Later, at line 508-520:
if (Gen.empty()) {
if (!Leak.empty() || !Kill.empty()) {
return lambdaFlow([...](d_t Source) -> container_type {
// ... returns a summary flow function
});
}
}Since Kill is not empty (it contains the sret argument), a non-null summary is returned. The IFDS solver in IDESolver::processCall() then uses this summary instead of the regular call flow, completely bypassing inter-procedural analysis:
// In IDESolver.h, processCall():
if (SpecialSum) {
// Uses summary - no inter-procedural edge created
for (n_t ReturnSiteN : ReturnSiteNs) {
container_type Res = computeSummaryFlowFunction(SpecialSum, d1, d2);
// ...
}
} else {
// Normal call flow - creates inter-procedural edge
FlowFunctionPtrType Function = CachedFlowEdgeFunctions.getCallFlowFunction(n, SCalledProcN);
// ...
}Proposed Fix
Only add sret to the Kill set for declarations (functions without a body).

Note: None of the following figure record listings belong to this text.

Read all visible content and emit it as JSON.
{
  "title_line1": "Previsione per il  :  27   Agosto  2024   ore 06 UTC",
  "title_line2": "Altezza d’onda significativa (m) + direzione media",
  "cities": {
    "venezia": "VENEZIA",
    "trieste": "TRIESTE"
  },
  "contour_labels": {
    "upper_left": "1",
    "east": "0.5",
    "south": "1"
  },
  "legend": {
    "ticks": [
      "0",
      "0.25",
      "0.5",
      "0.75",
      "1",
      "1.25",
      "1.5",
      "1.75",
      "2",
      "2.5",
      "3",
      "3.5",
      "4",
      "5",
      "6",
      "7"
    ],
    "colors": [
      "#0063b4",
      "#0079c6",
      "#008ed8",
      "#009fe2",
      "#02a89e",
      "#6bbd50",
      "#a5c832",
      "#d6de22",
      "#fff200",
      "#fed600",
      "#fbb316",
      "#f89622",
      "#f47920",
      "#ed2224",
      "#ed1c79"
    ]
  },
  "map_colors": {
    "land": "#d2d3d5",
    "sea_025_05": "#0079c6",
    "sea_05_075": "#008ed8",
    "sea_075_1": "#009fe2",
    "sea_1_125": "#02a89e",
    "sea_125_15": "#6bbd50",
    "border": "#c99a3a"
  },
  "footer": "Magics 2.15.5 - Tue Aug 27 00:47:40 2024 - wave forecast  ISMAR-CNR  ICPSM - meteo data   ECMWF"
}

For defined functions, allow inter-procedural analysis to trace the data flow through the function body.
// Only kill sret for declarations - for defined functions, we want
// inter-procedural analysis to trace taints through the function body
if (CS->hasStructRetAttr() && DestFun->isDeclaration()) {
const auto *SRet = CS->getArgOperand(0);
if (!Gen.count(SRet)) {
Kill.insert(SRet);
}
}Verification
With the proposed fix applied:
| Test Case | Original PhASAR | Fixed PhASAR |
|---|---|---|
| Simple flow (no sret) | ✅ Leak detected | ✅ Leak detected |
| Flow through sret function | ❌ No leak | ✅ Leak detected |
Additional Context
The generated LLVM IR for the test case shows the sret attribute:
define dso_local void @get_data(ptr noalias sret(%struct.BigStruct) align 4 %0, ptr noundef %1) {
; function body
}
; Call site in main:
call void @get_data(ptr sret(%struct.BigStruct) align 4 %3, ptr noundef %5)When get_data is a defined function (has a body), the analysis should enter it to trace how the tainted %5 (second argument) flows to the struct written through %0 (sret pointer).